Dr Maurice came back with a flush of anger on his face. 'These people would think it necessary to consider their miserable dishes if the last judgment were coming on,' he said. He was a kind man, and very sorry for his friend's widow. He would have given up much to help her; but perhaps he too was hungry, and the thought of the spoilt dishes increased his vehemence. She looked at him, putting back her veil with a blank look of absolute incomprehension. She had heard nothing, knew nothing. Comfort, and dinners, and servants, and all the paraphernalia of ordinary life, were a hundred miles away from her thoughts.

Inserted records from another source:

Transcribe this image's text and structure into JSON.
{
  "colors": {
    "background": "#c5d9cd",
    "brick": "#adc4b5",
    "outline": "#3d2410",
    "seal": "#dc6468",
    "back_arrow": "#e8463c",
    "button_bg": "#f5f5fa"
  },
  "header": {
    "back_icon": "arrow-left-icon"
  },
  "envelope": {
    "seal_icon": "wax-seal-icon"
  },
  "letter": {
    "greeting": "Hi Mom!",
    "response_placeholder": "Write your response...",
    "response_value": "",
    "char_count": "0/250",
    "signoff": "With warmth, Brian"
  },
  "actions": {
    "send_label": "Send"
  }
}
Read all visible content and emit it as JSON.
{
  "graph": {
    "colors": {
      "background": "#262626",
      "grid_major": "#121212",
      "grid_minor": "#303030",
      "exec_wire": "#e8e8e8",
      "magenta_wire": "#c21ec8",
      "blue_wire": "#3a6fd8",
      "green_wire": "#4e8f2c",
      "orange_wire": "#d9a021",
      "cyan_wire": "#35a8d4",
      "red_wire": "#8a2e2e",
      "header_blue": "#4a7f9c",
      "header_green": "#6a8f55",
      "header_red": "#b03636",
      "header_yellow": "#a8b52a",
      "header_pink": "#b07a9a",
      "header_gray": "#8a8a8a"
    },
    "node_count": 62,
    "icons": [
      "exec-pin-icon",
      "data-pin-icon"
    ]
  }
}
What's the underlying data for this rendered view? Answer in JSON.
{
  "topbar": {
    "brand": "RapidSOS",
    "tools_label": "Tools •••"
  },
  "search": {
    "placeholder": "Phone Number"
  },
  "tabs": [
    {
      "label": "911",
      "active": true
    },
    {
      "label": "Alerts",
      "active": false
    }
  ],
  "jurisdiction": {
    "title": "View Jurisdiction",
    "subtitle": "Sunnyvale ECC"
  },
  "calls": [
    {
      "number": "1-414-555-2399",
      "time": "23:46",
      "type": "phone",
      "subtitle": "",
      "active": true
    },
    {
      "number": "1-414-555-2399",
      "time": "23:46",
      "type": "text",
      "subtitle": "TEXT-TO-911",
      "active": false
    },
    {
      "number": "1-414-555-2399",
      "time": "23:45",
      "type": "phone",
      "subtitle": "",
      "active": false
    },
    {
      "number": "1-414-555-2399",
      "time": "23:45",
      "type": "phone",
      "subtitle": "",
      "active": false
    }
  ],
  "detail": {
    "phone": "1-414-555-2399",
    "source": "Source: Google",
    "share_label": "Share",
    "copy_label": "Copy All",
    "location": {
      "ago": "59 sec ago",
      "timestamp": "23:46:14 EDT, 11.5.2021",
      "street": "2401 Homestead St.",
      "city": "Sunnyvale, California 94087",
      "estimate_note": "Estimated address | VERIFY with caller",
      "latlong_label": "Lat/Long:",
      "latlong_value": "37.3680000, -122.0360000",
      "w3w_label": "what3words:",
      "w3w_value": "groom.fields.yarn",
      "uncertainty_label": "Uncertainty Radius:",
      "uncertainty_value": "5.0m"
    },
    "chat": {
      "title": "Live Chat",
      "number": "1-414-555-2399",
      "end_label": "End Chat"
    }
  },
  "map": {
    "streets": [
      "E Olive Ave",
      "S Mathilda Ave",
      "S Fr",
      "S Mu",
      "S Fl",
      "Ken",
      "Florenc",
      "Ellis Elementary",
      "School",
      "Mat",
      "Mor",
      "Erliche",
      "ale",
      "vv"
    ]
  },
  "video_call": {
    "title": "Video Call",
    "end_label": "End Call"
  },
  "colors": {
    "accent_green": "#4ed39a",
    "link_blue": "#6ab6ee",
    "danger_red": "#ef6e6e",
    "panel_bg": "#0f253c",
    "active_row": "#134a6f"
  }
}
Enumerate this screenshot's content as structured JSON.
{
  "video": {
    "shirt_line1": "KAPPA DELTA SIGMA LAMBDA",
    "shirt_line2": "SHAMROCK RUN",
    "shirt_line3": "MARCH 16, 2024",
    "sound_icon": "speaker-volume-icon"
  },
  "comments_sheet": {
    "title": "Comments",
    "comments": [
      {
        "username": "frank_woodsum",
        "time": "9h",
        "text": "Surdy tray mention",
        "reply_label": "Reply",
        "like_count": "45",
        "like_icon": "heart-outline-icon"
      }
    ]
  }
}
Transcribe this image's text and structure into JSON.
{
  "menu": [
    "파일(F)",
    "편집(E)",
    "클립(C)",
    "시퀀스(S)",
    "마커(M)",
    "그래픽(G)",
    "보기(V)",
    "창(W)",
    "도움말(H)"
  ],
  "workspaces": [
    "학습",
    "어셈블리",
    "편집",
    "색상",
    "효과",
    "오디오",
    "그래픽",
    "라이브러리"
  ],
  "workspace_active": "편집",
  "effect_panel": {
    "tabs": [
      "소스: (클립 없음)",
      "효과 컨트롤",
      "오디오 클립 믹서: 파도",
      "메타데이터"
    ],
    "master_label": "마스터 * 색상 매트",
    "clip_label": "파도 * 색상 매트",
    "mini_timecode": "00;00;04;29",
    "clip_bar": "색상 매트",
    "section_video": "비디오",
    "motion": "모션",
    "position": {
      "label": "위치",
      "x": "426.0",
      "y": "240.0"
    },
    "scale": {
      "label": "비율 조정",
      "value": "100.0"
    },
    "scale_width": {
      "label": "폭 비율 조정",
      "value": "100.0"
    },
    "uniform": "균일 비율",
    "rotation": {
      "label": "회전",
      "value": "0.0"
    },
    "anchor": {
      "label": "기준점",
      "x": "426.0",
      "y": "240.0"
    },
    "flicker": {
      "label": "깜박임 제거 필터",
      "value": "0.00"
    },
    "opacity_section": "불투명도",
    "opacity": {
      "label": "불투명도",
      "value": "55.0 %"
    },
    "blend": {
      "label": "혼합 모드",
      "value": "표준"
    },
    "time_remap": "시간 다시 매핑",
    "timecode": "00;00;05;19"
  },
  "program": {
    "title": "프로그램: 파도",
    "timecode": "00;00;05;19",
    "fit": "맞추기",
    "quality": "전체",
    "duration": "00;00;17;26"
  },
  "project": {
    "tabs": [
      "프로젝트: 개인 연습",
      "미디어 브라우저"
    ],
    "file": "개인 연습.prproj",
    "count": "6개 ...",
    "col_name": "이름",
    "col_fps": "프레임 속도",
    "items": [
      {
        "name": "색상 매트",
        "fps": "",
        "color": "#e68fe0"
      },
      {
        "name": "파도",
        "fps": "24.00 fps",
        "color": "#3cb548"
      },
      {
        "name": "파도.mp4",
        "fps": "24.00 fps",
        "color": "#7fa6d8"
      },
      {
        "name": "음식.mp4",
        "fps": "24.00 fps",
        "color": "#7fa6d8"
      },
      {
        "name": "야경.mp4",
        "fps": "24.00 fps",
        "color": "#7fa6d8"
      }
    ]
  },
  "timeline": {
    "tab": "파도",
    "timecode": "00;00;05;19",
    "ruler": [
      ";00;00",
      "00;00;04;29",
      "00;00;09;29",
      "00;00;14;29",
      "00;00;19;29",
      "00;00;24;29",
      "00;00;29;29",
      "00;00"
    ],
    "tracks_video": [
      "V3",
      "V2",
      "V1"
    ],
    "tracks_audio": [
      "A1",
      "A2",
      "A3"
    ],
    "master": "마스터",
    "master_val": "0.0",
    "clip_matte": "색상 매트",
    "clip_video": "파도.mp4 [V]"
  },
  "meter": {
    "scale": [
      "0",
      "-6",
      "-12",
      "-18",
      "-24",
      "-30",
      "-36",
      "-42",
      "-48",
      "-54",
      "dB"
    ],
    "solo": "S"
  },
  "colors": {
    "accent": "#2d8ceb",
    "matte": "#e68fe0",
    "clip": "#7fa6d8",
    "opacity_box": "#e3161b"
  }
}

'I have read them all,' she said in a tone so low that he had to stoop to hear her. 'Oh, that I should have lost so much time in selfish grieving! I thought nothing more could happen after. Dr Maurice, do you know what I ought to do?'

'You!' he said. There was something piteous in her look of appeal. The pale face and the gleaming eyes, the helplessness and the energy, all struck him at a glance—a combination which he did not understand.